SciNet: A Large-Scale Knowledge Graph for Automated Scientific Research

Open-source client for running literature-grounded scientific research tasks on top of SciNet API.

Our KG backend is currently undergoing intensive deployment and testing, and will be released within one week!

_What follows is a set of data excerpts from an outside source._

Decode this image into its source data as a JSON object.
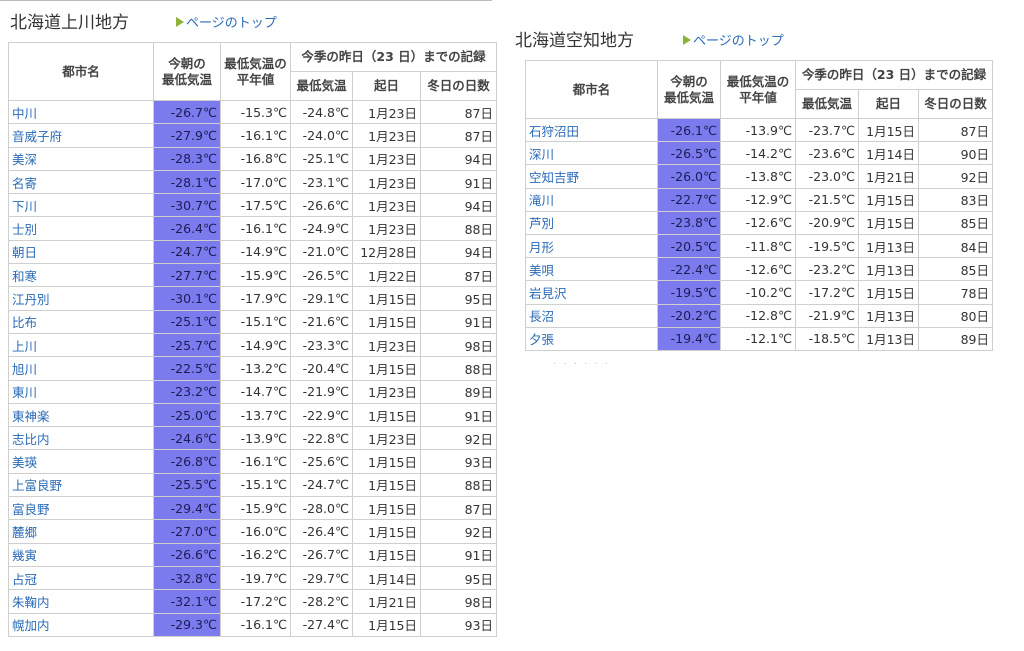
{
  "regions": [
    {
      "title": "北海道上川地方",
      "top_link": "ページのトップ",
      "headers": {
        "city": "都市名",
        "today_min": "今朝の\n最低気温",
        "normal_min": "最低気温の\n平年値",
        "season_group": "今季の昨日（23 日）までの記録",
        "season_min": "最低気温",
        "season_date": "起日",
        "winter_days": "冬日の日数"
      },
      "rows": [
        {
          "city": "中川",
          "today": "-26.7℃",
          "normal": "-15.3℃",
          "season_min": "-24.8℃",
          "date": "1月23日",
          "days": "87日"
        },
        {
          "city": "音威子府",
          "today": "-27.9℃",
          "normal": "-16.1℃",
          "season_min": "-24.0℃",
          "date": "1月23日",
          "days": "87日"
        },
        {
          "city": "美深",
          "today": "-28.3℃",
          "normal": "-16.8℃",
          "season_min": "-25.1℃",
          "date": "1月23日",
          "days": "94日"
        },
        {
          "city": "名寄",
          "today": "-28.1℃",
          "normal": "-17.0℃",
          "season_min": "-23.1℃",
          "date": "1月23日",
          "days": "91日"
        },
        {
          "city": "下川",
          "today": "-30.7℃",
          "normal": "-17.5℃",
          "season_min": "-26.6℃",
          "date": "1月23日",
          "days": "94日"
        },
        {
          "city": "士別",
          "today": "-26.4℃",
          "normal": "-16.1℃",
          "season_min": "-24.9℃",
          "date": "1月23日",
          "days": "88日"
        },
        {
          "city": "朝日",
          "today": "-24.7℃",
          "normal": "-14.9℃",
          "season_min": "-21.0℃",
          "date": "12月28日",
          "days": "94日"
        },
        {
          "city": "和寒",
          "today": "-27.7℃",
          "normal": "-15.9℃",
          "season_min": "-26.5℃",
          "date": "1月22日",
          "days": "87日"
        },
        {
          "city": "江丹別",
          "today": "-30.1℃",
          "normal": "-17.9℃",
          "season_min": "-29.1℃",
          "date": "1月15日",
          "days": "95日"
        },
        {
          "city": "比布",
          "today": "-25.1℃",
          "normal": "-15.1℃",
          "season_min": "-21.6℃",
          "date": "1月15日",
          "days": "91日"
        },
        {
          "city": "上川",
          "today": "-25.7℃",
          "normal": "-14.9℃",
          "season_min": "-23.3℃",
          "date": "1月23日",
          "days": "98日"
        },
        {
          "city": "旭川",
          "today": "-22.5℃",
          "normal": "-13.2℃",
          "season_min": "-20.4℃",
          "date": "1月15日",
          "days": "88日"
        },
        {
          "city": "東川",
          "today": "-23.2℃",
          "normal": "-14.7℃",
          "season_min": "-21.9℃",
          "date": "1月23日",
          "days": "89日"
        },
        {
          "city": "東神楽",
          "today": "-25.0℃",
          "normal": "-13.7℃",
          "season_min": "-22.9℃",
          "date": "1月15日",
          "days": "91日"
        },
        {
          "city": "志比内",
          "today": "-24.6℃",
          "normal": "-13.9℃",
          "season_min": "-22.8℃",
          "date": "1月23日",
          "days": "92日"
        },
        {
          "city": "美瑛",
          "today": "-26.8℃",
          "normal": "-16.1℃",
          "season_min": "-25.6℃",
          "date": "1月15日",
          "days": "93日"
        },
        {
          "city": "上富良野",
          "today": "-25.5℃",
          "normal": "-15.1℃",
          "season_min": "-24.7℃",
          "date": "1月15日",
          "days": "88日"
        },
        {
          "city": "富良野",
          "today": "-29.4℃",
          "normal": "-15.9℃",
          "season_min": "-28.0℃",
          "date": "1月15日",
          "days": "87日"
        },
        {
          "city": "麓郷",
          "today": "-27.0℃",
          "normal": "-16.0℃",
          "season_min": "-26.4℃",
          "date": "1月15日",
          "days": "92日"
        },
        {
          "city": "幾寅",
          "today": "-26.6℃",
          "normal": "-16.2℃",
          "season_min": "-26.7℃",
          "date": "1月15日",
          "days": "91日"
        },
        {
          "city": "占冠",
          "today": "-32.8℃",
          "normal": "-19.7℃",
          "season_min": "-29.7℃",
          "date": "1月14日",
          "days": "95日"
        },
        {
          "city": "朱鞠内",
          "today": "-32.1℃",
          "normal": "-17.2℃",
          "season_min": "-28.2℃",
          "date": "1月21日",
          "days": "98日"
        },
        {
          "city": "幌加内",
          "today": "-29.3℃",
          "normal": "-16.1℃",
          "season_min": "-27.4℃",
          "date": "1月15日",
          "days": "93日"
        }
      ]
    },
    {
      "title": "北海道空知地方",
      "top_link": "ページのトップ",
      "headers": {
        "city": "都市名",
        "today_min": "今朝の\n最低気温",
        "normal_min": "最低気温の\n平年値",
        "season_group": "今季の昨日（23 日）までの記録",
        "season_min": "最低気温",
        "season_date": "起日",
        "winter_days": "冬日の日数"
      },
      "rows": [
        {
          "city": "石狩沼田",
          "today": "-26.1℃",
          "normal": "-13.9℃",
          "season_min": "-23.7℃",
          "date": "1月15日",
          "days": "87日"
        },
        {
          "city": "深川",
          "today": "-26.5℃",
          "normal": "-14.2℃",
          "season_min": "-23.6℃",
          "date": "1月14日",
          "days": "90日"
        },
        {
          "city": "空知吉野",
          "today": "-26.0℃",
          "normal": "-13.8℃",
          "season_min": "-23.0℃",
          "date": "1月21日",
          "days": "92日"
        },
        {
          "city": "滝川",
          "today": "-22.7℃",
          "normal": "-12.9℃",
          "season_min": "-21.5℃",
          "date": "1月15日",
          "days": "83日"
        },
        {
          "city": "芦別",
          "today": "-23.8℃",
          "normal": "-12.6℃",
          "season_min": "-20.9℃",
          "date": "1月15日",
          "days": "85日"
        },
        {
          "city": "月形",
          "today": "-20.5℃",
          "normal": "-11.8℃",
          "season_min": "-19.5℃",
          "date": "1月13日",
          "days": "84日"
        },
        {
          "city": "美唄",
          "today": "-22.4℃",
          "normal": "-12.6℃",
          "season_min": "-23.2℃",
          "date": "1月13日",
          "days": "85日"
        },
        {
          "city": "岩見沢",
          "today": "-19.5℃",
          "normal": "-10.2℃",
          "season_min": "-17.2℃",
          "date": "1月15日",
          "days": "78日"
        },
        {
          "city": "長沼",
          "today": "-20.2℃",
          "normal": "-12.8℃",
          "season_min": "-21.9℃",
          "date": "1月13日",
          "days": "80日"
        },
        {
          "city": "夕張",
          "today": "-19.4℃",
          "normal": "-12.1℃",
          "season_min": "-18.5℃",
          "date": "1月13日",
          "days": "89日"
        }
      ]
    }
  ],
  "colors": {
    "today_highlight": "#7b7bee",
    "city_link": "#2a6bb7",
    "border": "#cfcfcf",
    "arrow": "#8fb23a"
  }
}
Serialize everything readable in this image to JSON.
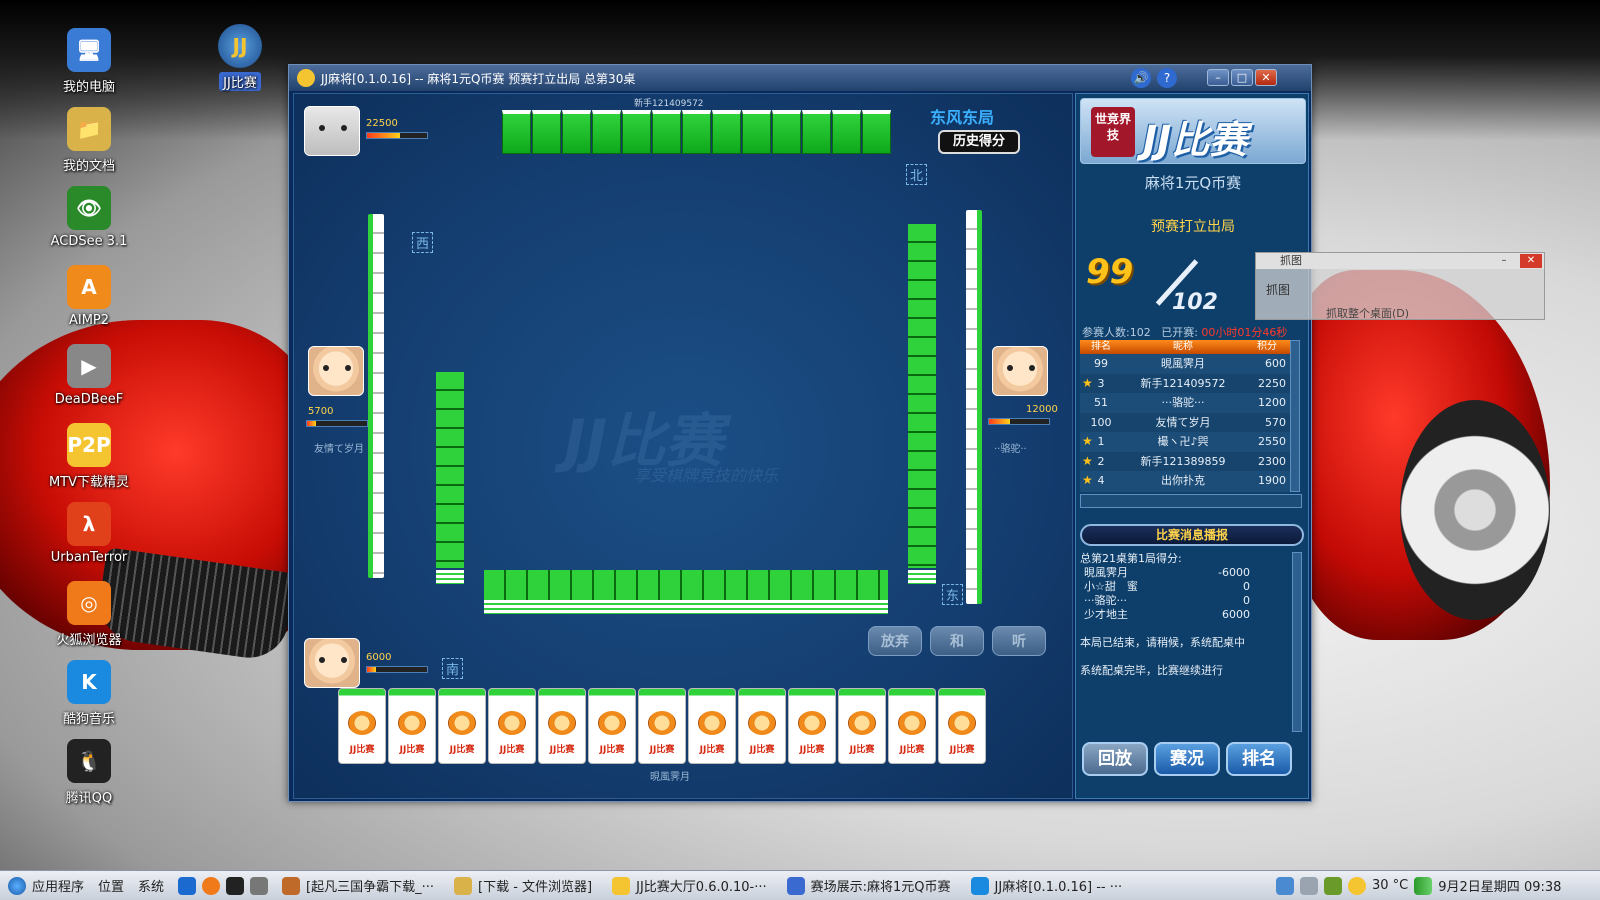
{
  "desktop": {
    "icons": [
      {
        "label": "我的电脑",
        "color": "#3a7bd5",
        "glyph": "🖥"
      },
      {
        "label": "我的文档",
        "color": "#d9b24a",
        "glyph": "📁"
      },
      {
        "label": "ACDSee 3.1",
        "color": "#2a8a2a",
        "glyph": "👁"
      },
      {
        "label": "AIMP2",
        "color": "#f08a1a",
        "glyph": "A"
      },
      {
        "label": "DeaDBeeF",
        "color": "#888888",
        "glyph": "▶"
      },
      {
        "label": "MTV下载精灵",
        "color": "#f4c431",
        "glyph": "P2P"
      },
      {
        "label": "UrbanTerror",
        "color": "#e0401a",
        "glyph": "λ"
      },
      {
        "label": "火狐浏览器",
        "color": "#f07a1a",
        "glyph": "◎"
      },
      {
        "label": "酷狗音乐",
        "color": "#1a8ae0",
        "glyph": "K"
      },
      {
        "label": "腾讯QQ",
        "color": "#222222",
        "glyph": "🐧"
      }
    ],
    "jj_shortcut": {
      "label": "JJ比赛",
      "glyph": "JJ"
    }
  },
  "window": {
    "title": "JJ麻将[0.1.0.16] -- 麻将1元Q币赛 预赛打立出局 总第30桌",
    "controls": {
      "min": "–",
      "max": "□",
      "close": "✕",
      "sound": "🔊",
      "help": "?"
    }
  },
  "board": {
    "round_label": "东风东局",
    "history_button": "历史得分",
    "watermark": "JJ比赛",
    "watermark_sub": "享受棋牌竞技的快乐",
    "top_player": {
      "name": "新手121409572",
      "score": "22500",
      "score_fill": 0.55
    },
    "left_player": {
      "name": "友情て岁月",
      "score": "5700",
      "score_fill": 0.15
    },
    "right_player": {
      "name": "··骆驼··",
      "score": "12000",
      "score_fill": 0.35
    },
    "bottom_player": {
      "name": "晛風霁月",
      "score": "6000",
      "score_fill": 0.15
    },
    "hand_tile_label": "JJ比赛",
    "hand_count": 13,
    "actions": {
      "pass": "放弃",
      "win": "和",
      "ready": "听"
    },
    "seat_marks": {
      "west": "西",
      "north": "北",
      "east": "东",
      "south": "南"
    }
  },
  "panel": {
    "brand_seal": "世竞界技",
    "brand": "JJ比赛",
    "match_name": "麻将1元Q币赛",
    "match_stage": "预赛打立出局",
    "rank": "99",
    "total": "102",
    "participants_label": "参赛人数:102",
    "elapsed_label": "已开赛:",
    "elapsed_value": "00小时01分46秒",
    "table_headers": [
      "排名",
      "昵称",
      "积分"
    ],
    "rank_rows": [
      {
        "rank": "99",
        "name": "晛風霁月",
        "score": "600",
        "star": false
      },
      {
        "rank": "3",
        "name": "新手121409572",
        "score": "2250",
        "star": true
      },
      {
        "rank": "51",
        "name": "···骆驼···",
        "score": "1200",
        "star": false
      },
      {
        "rank": "100",
        "name": "友情て岁月",
        "score": "570",
        "star": false
      },
      {
        "rank": "1",
        "name": "樶ヽ卍♪巺",
        "score": "2550",
        "star": true
      },
      {
        "rank": "2",
        "name": "新手121389859",
        "score": "2300",
        "star": true
      },
      {
        "rank": "4",
        "name": "出你扑克",
        "score": "1900",
        "star": true
      }
    ],
    "news_title": "比赛消息播报",
    "news_heading": "总第21桌第1局得分:",
    "news_scores": [
      {
        "name": "晛風霁月",
        "value": "-6000"
      },
      {
        "name": "小☆甜　蜜",
        "value": "0"
      },
      {
        "name": "···骆驼···",
        "value": "0"
      },
      {
        "name": "少才地主",
        "value": "6000"
      }
    ],
    "news_line1": "本局已结束，请稍候，系统配桌中",
    "news_line2": "系统配桌完毕，比赛继续进行",
    "buttons": {
      "replay": "回放",
      "status": "赛况",
      "ranking": "排名"
    }
  },
  "overlay": {
    "title": "抓图",
    "button": "抓图",
    "hint": "抓取整个桌面(D)",
    "min": "–",
    "close": "✕"
  },
  "taskbar": {
    "menu": [
      "应用程序",
      "位置",
      "系统"
    ],
    "tasks": [
      "[起凡三国争霸下载_···",
      "[下载 - 文件浏览器]",
      "JJ比赛大厅0.6.0.10-···",
      "赛场展示:麻将1元Q币赛",
      "JJ麻将[0.1.0.16] -- ···"
    ],
    "temperature": "30 °C",
    "clock": "9月2日星期四 09:38"
  }
}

Thank you for your patient waiting!

✨ Overview

SciNet is a large-scale, multi-disciplinary, heterogeneous academic resource knowledge graph designed as a panoramic scientific evolution network. By integrating over 43M papers from 26 disciplines, and a total of 157M entites and 3B triplets, SciNet provides a structured topological cognitive substrate that dismantles disciplinary barriers and furnishes AI agents with a global perspective.

Discipline Distribution in SciNet

Schema of SciNet

This repository provides a runnable client for several scientific research workflows, including idea evaluation, topic review, author discovery, author profiling, and idea generation.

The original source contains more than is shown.